Suppose that Mr. Abs Entmi Nded has changed his Ubuntu login password in his home PC, called delta; then he went away for a short vacation; when he came back, he could not recall the new password. This is very troublesome, since Abs's O.S. has encrypted the home directory, and there lies some important stuff (tax data, PhD thesis, work project.. you name it) and there is no backup for that data.
He then goes to the local sysop/guru. The sysop, being a wise sysop, does not simply use 'sudo passwd user', since that will change the password in /etc/shadow but will not unlock the encrypted home directory. (Moreover the proposed script uses /etc/shadow to try to recover the password; so if the sysop really used 'sudo passwd user', then the script will not be useful anymore, unless somebody adds a encfs/ecryptfs module to the script).
Currently Abs remembers that he used the names of the two family dogs, sigma and bravo, to create the password; and that he altered the names somehow, adding some '+' or '-' or space characters in between, and capitalizing some letters. So the password may be one of the following: 'braoS-igma','+bravo-','bra-sig','bRA vO','am-gis','aMgi+brav','mgisbravO','sIgMa','sig ma'.
The sysop then copies /etc/shadow from delta to a directory in a powerful host, and downloads the code from here to that same directory. The sysop configures the downloaded file shadow_crack.conf and runs python shadow_crack.py shadow_crack.conf.

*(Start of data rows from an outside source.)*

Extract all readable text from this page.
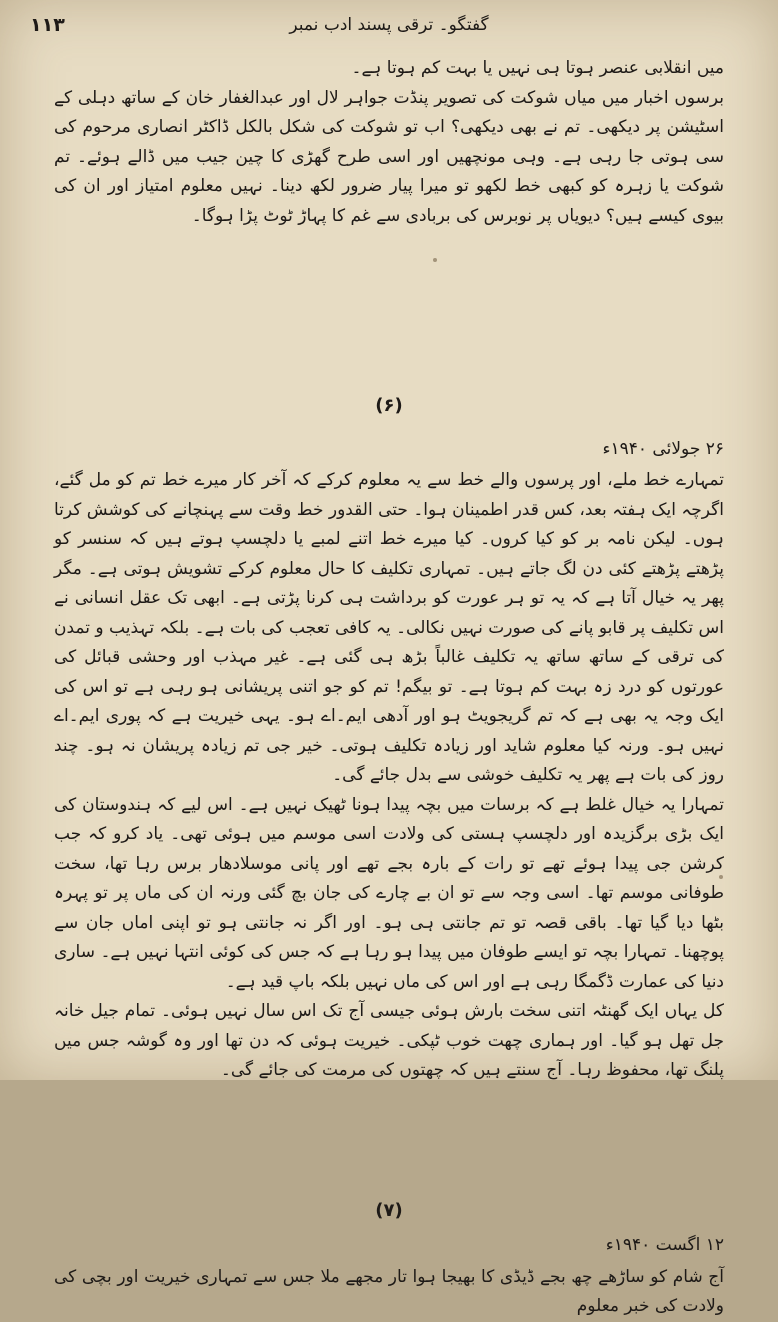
۱۱۳	گفتگو۔ ترقی پسند ادب نمبر

میں انقلابی عنصر ہوتا ہی نہیں یا بہت کم ہوتا ہے۔

برسوں اخبار میں میاں شوکت کی تصویر پنڈت جواہر لال اور عبدالغفار خان کے ساتھ دہلی کے اسٹیشن پر دیکھی۔ تم نے بھی دیکھی؟ اب تو شوکت کی شکل بالکل ڈاکٹر انصاری مرحوم کی سی ہوتی جا رہی ہے۔ وہی مونچھیں اور اسی طرح گھڑی کا چین جیب میں ڈالے ہوئے۔ تم شوکت یا زہرہ کو کبھی خط لکھو تو میرا پیار ضرور لکھ دینا۔ نہیں معلوم امتیاز اور ان کی بیوی کیسے ہیں؟ دیویاں پر نوبرس کی بربادی سے غم کا پہاڑ ٹوٹ پڑا ہوگا۔

(۶)
۲۶ جولائی ۱۹۴۰ء

تمہارے خط ملے، اور پرسوں والے خط سے یہ معلوم کرکے کہ آخر کار میرے خط تم کو مل گئے، اگرچہ ایک ہفتہ بعد، کس قدر اطمینان ہوا۔ حتی القدور خط وقت سے پہنچانے کی کوشش کرتا ہوں۔ لیکن نامہ بر کو کیا کروں۔ کیا میرے خط اتنے لمبے یا دلچسپ ہوتے ہیں کہ سنسر کو پڑھتے پڑھتے کئی دن لگ جاتے ہیں۔ تمہاری تکلیف کا حال معلوم کرکے تشویش ہوتی ہے۔ مگر پھر یہ خیال آتا ہے کہ یہ تو ہر عورت کو برداشت ہی کرنا پڑتی ہے۔ ابھی تک عقل انسانی نے اس تکلیف پر قابو پانے کی صورت نہیں نکالی۔ یہ کافی تعجب کی بات ہے۔ بلکہ تہذیب و تمدن کی ترقی کے ساتھ ساتھ یہ تکلیف غالباً بڑھ ہی گئی ہے۔ غیر مہذب اور وحشی قبائل کی عورتوں کو درد زہ بہت کم ہوتا ہے۔ تو بیگم! تم کو جو اتنی پریشانی ہو رہی ہے تو اس کی ایک وجہ یہ بھی ہے کہ تم گریجویٹ ہو اور آدھی ایم۔اے ہو۔ یہی خیریت ہے کہ پوری ایم۔اے نہیں ہو۔ ورنہ کیا معلوم شاید اور زیادہ تکلیف ہوتی۔ خیر جی تم زیادہ پریشان نہ ہو۔ چند روز کی بات ہے پھر یہ تکلیف خوشی سے بدل جائے گی۔

تمہارا یہ خیال غلط ہے کہ برسات میں بچہ پیدا ہونا ٹھیک نہیں ہے۔ اس لیے کہ ہندوستان کی ایک بڑی برگزیدہ اور دلچسپ ہستی کی ولادت اسی موسم میں ہوئی تھی۔ یاد کرو کہ جب کرشن جی پیدا ہوئے تھے تو رات کے بارہ بجے تھے اور پانی موسلادھار برس رہا تھا، سخت طوفانی موسم تھا۔ اسی وجہ سے تو ان بے چارے کی جان بچ گئی ورنہ ان کی ماں پر تو پہرہ بٹھا دیا گیا تھا۔ باقی قصہ تو تم جانتی ہی ہو۔ اور اگر نہ جانتی ہو تو اپنی اماں جان سے پوچھنا۔ تمہارا بچہ تو ایسے طوفان میں پیدا ہو رہا ہے کہ جس کی کوئی انتہا نہیں ہے۔ ساری دنیا کی عمارت ڈگمگا رہی ہے اور اس کی ماں نہیں بلکہ باپ قید ہے۔

کل یہاں ایک گھنٹہ اتنی سخت بارش ہوئی جیسی آج تک اس سال نہیں ہوئی۔ تمام جیل خانہ جل تھل ہو گیا۔ اور ہماری چھت خوب ٹپکی۔ خیریت ہوئی کہ دن تھا اور وہ گوشہ جس میں پلنگ تھا، محفوظ رہا۔ آج سنتے ہیں کہ چھتوں کی مرمت کی جائے گی۔

(۷)
۱۲ اگست ۱۹۴۰ء

آج شام کو ساڑھے چھ بجے ڈیڈی کا بھیجا ہوا تار مجھے ملا جس سے تمہاری خیریت اور بچی کی ولادت کی خبر معلوم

Hopefully after a few hours the program will find the forgotten password.

Test run

To see a test run of the above situation, download the code from here to a local directory, and run
python shadow_crack.py shadow_crack.conf-test

TODO

It would be useful to add some modules to shadow_crack.py so as to support cracking encfs or ecryptfs passwords directly. (If you wish to help, look at the test_shadow class).

Final remark

Do not be as Abs Entmi Nded!

Always backup your data to a safe place.
If your O.S. encrypts your data, write down the master password on paper and save it to a safe place. In the case of Ubuntu, that uses ecryptfs, the command ecryptfs-unwrap-passphrase will show the internal master password that is used to crypt the home directory: print it on a piece of paper and store it somewhere safe.
Always backup your data to a safe place. Yes, really!